Pada bulan Agustus 1950, Republik Indonesia Serikat (RIS) yaitu negara federal dibubarkan, Indonesia kembali menjadi negara kesatuan. Pemerintah mengeluarkan kebijakan penyederhanaan administrasi pemerintahan. Salah satunya adalah penurunan status beberapa daerah. Aceh yang sebelumnya berbentuk Daerah Istimewa turun menjadi karesidenan (setingkat kabupaten) di bawah Provinsi Sumatera Utara. Tentu saja kebijakan ini mendapat penolakan dari tokoh atau pemimpin Aceh, salah satunya Gubernur Militer Aceh yaitu Daud Beureuh.

            Akhirnya pada tanggal 20 September 1953, Ia memproklamasikan Aceh sebagai bagian dari Negara Islam Indonesia pimpinan Kartosuwiryo.  Setelah itu Beureueh dan pasukannya melakukan gerakan untuk menguasai kota-kota di Aceh dan menjelek-jelekkan pemerintah RI. Pada akhirnya TNI diturunkan untuk memadamkan pemberontakan ini dan perang jadi berlarut-larut.

Selain upaya militer, Soekarno dan Hatta juga mengupayakan pendekatan lewat perundingan dengan Beureuh. Agaknya strategi ini berhasil, pada tahun 1961 Beureuh turun gunung dan menyatakan kembali bergabung dengan NKRI.  akhirnya pda tanggal 17-28 Desember 1962 diadakan Musyawarah Kerukunan Rakyat Aceh dan berhasil memulihkan keadaan di Aceh.

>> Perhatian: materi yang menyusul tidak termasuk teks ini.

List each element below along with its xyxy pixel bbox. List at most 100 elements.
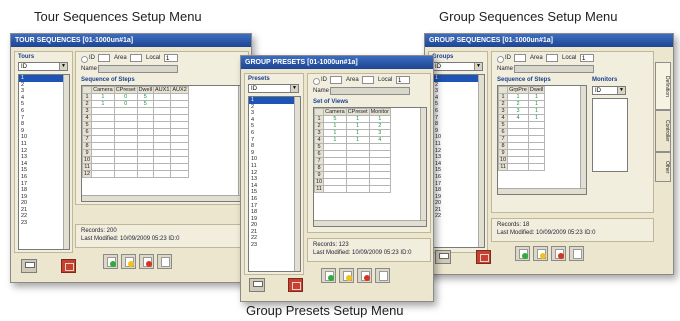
table-cell[interactable] [323,178,347,186]
table-row[interactable]: 8 [82,142,189,150]
steps-grid-hscroll[interactable] [498,188,586,194]
list-item[interactable]: 16 [433,174,484,181]
id-radio[interactable] [313,78,320,85]
table-cell[interactable] [507,163,529,171]
list-item[interactable]: 9 [249,150,300,157]
table-cell[interactable] [323,157,347,165]
column-header[interactable]: CPreset [345,108,370,116]
edit-record-button[interactable] [121,254,136,269]
table-row[interactable]: 1511 [314,115,391,123]
table-cell[interactable] [368,185,391,193]
table-cell[interactable] [170,100,189,108]
local-field[interactable]: 1 [164,54,178,62]
list-item[interactable]: 14 [19,161,69,168]
table-row[interactable]: 2105 [82,100,189,108]
list-item[interactable]: 13 [19,154,69,161]
table-row[interactable]: 11 [314,185,391,193]
table-cell[interactable] [91,142,115,150]
report-button[interactable] [157,254,172,269]
table-cell[interactable]: 4 [507,114,529,122]
list-item[interactable]: 3 [19,88,69,95]
list-item[interactable]: 14 [249,183,300,190]
table-cell[interactable] [136,135,155,143]
close-icon[interactable] [288,278,303,292]
id-radio[interactable] [81,56,88,63]
id-field[interactable] [98,54,110,62]
table-cell[interactable] [153,149,172,157]
table-cell[interactable] [507,149,529,157]
list-item[interactable]: 6 [433,108,484,115]
table-cell[interactable]: 5 [136,100,155,108]
views-grid-hscroll[interactable] [314,220,426,226]
chevron-down-icon[interactable]: ▼ [474,63,482,70]
list-item[interactable]: 21 [433,207,484,214]
list-item[interactable]: 15 [433,167,484,174]
table-cell[interactable] [527,149,546,157]
table-cell[interactable] [153,107,172,115]
tab-controller[interactable]: Controller [655,110,671,152]
table-cell[interactable]: 3 [368,129,391,137]
monitors-list[interactable] [592,98,628,172]
table-row[interactable]: 5 [498,121,546,129]
table-row[interactable]: 9 [82,149,189,157]
list-item[interactable]: 23 [19,220,69,227]
table-cell[interactable] [113,142,138,150]
table-cell[interactable]: 4 [368,136,391,144]
table-row[interactable]: 3 [82,107,189,115]
table-cell[interactable] [136,107,155,115]
printer-icon[interactable] [21,259,37,273]
table-cell[interactable]: 1 [368,115,391,123]
chevron-down-icon[interactable]: ▼ [59,63,67,70]
list-item[interactable]: 15 [19,167,69,174]
table-cell[interactable] [170,163,189,171]
table-cell[interactable] [368,150,391,158]
list-item[interactable]: 11 [19,141,69,148]
local-field[interactable]: 1 [396,76,410,84]
table-cell[interactable] [136,149,155,157]
name-field[interactable] [330,87,410,95]
list-item[interactable]: 16 [249,196,300,203]
table-row[interactable]: 111 [498,93,546,101]
column-header[interactable]: Monitor [368,108,391,116]
steps-grid-vscroll[interactable] [580,86,586,194]
table-cell[interactable] [113,156,138,164]
list-item[interactable]: 1 [433,75,484,82]
table-row[interactable]: 6 [314,150,391,158]
area-field[interactable] [362,76,374,84]
chevron-down-icon[interactable]: ▼ [617,87,625,94]
table-cell[interactable] [368,157,391,165]
table-row[interactable]: 7 [82,135,189,143]
table-cell[interactable] [91,135,115,143]
table-cell[interactable] [113,128,138,136]
table-cell[interactable] [345,143,370,151]
edit-record-button[interactable] [339,268,354,283]
list-item[interactable]: 7 [433,115,484,122]
chevron-down-icon[interactable]: ▼ [290,85,298,92]
list-item[interactable]: 8 [249,143,300,150]
table-cell[interactable] [153,128,172,136]
table-cell[interactable] [170,156,189,164]
list-item[interactable]: 10 [433,134,484,141]
table-row[interactable]: 3113 [314,129,391,137]
table-cell[interactable] [91,121,115,129]
list-item[interactable]: 22 [249,235,300,242]
table-row[interactable]: 10 [314,178,391,186]
table-cell[interactable] [507,128,529,136]
list-item[interactable]: 4 [19,95,69,102]
table-cell[interactable] [153,170,172,178]
id-field[interactable] [514,54,526,62]
table-cell[interactable] [153,135,172,143]
list-item[interactable]: 13 [433,154,484,161]
table-cell[interactable] [345,150,370,158]
list-item[interactable]: 18 [433,187,484,194]
table-cell[interactable] [527,142,546,150]
list-item[interactable]: 17 [19,181,69,188]
table-cell[interactable] [153,142,172,150]
list-item[interactable]: 20 [249,222,300,229]
list-item[interactable]: 19 [249,216,300,223]
table-cell[interactable]: 1 [345,136,370,144]
table-row[interactable]: 7 [498,135,546,143]
list-item[interactable]: 9 [433,128,484,135]
list-item[interactable]: 21 [19,207,69,214]
table-cell[interactable]: 5 [136,93,155,101]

Beureuh meninggal di Aceh pada tahun 1987.

 

Pemberontakan ini diawali karena ketidakpuasan sebagian pemimpin militer di daerah akan ketimpangan pembangunan di pusat dan daerah. Akhirnya mereka membentuk Dewan-Dewan Militer Daerah seperti Dewan Banteng di Sumatera Barat (Kolonel Achmad Husein), Dewan Gajah di Medan (Kolonel Simbolon), Dewan Garuda di Sumatera Selatan (Letkol Barlian) dan Dewan Manguni di Manado (Kolonel Ventje Sumual). Sebenarnya pemerintah pusat telah melakukan upaya pendekatan terhadap para pemimpin Dewan Militer ini, namun tidak menghasilkan apa-apa.

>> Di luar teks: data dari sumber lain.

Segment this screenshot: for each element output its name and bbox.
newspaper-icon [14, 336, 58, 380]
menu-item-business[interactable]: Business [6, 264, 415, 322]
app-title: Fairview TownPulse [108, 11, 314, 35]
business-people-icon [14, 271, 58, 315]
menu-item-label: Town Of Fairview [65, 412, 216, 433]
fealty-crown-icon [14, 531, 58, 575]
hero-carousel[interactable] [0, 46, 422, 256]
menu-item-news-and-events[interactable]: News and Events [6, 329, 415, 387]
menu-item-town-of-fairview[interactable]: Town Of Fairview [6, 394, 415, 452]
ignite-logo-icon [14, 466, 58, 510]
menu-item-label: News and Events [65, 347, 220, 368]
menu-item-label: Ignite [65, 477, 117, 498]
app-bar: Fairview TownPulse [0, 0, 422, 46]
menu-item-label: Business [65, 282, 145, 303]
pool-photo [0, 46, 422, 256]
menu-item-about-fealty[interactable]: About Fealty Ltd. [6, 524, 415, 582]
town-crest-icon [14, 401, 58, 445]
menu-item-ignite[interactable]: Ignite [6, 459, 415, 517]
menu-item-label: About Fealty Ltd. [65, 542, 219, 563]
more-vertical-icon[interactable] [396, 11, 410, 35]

Pada 10 Februari 1958 diadakan rapat raksasa di Padang yang dihadiri pemimpin Dewan-Dewan Militer tadi.  Ketua Dewan Banteng, Achmad Husein menyampaikan ultimatum kepada pemerintah pusat yaitu :

  • Dalam waktu 5x24 jam Kabinet Juanda menyerahkan mandat kepada Presiden
  • Presiden menugaskan Hatta dan Hamengkubuwono IX membentuk Kabinet baru
  • Meminta Presiden kembali kepada kedudukannya sebagai Presiden Konstitusional.

Tentu saja tuntutan ini ditolak oleh pemerintah pusat.  Pemerintah akhirnya memecat secara tidak hormat para pemimpin Dewan Militer tersebut.  Akhirnya, karena tuntutannya ditolak, pada 15 Februari 1958 Achmad Husein memproklamasikan berdirinya Pemerintahan Revolusionel Republik Indonesia (PRRI) dengan Syarifudin Prawiranegara sebagai Perdana Menterinya. Proklamasi ini mendapat dukungan dari Kolonel DJ Somba di Sulawesi. Dia menyatakan Sulawesi Utara dan Tengah bergabung dengan PRRI dan memutuskan hubungan dengan Pemerintah RI.

Akhirnya pemerintah melakukan operasi militer yg disebut Operasi 17 Agustus yang dipimpin oleh Letnan Kolonel Ahmad Yani untuk menumpas pemberontakan ini.  Ternyata pemberontakan ini mendapat dukungan dari Amerika Serikat, buktinya sebuah pesawat tempur Amerika Serikat tertembak jatuh oleh pasukan Indonesia. Pesawat ini dikendalikan oleh Alan Pope, pilot Amerika Serikat yang diyakini merupakan bagian dari CIA. Namun pemberontakan PRRI seperti tidak mendapat dukungan penuh dari pendukungnya, dan akhirnya para pemimpinnya menyerahkan diri kepada TNI.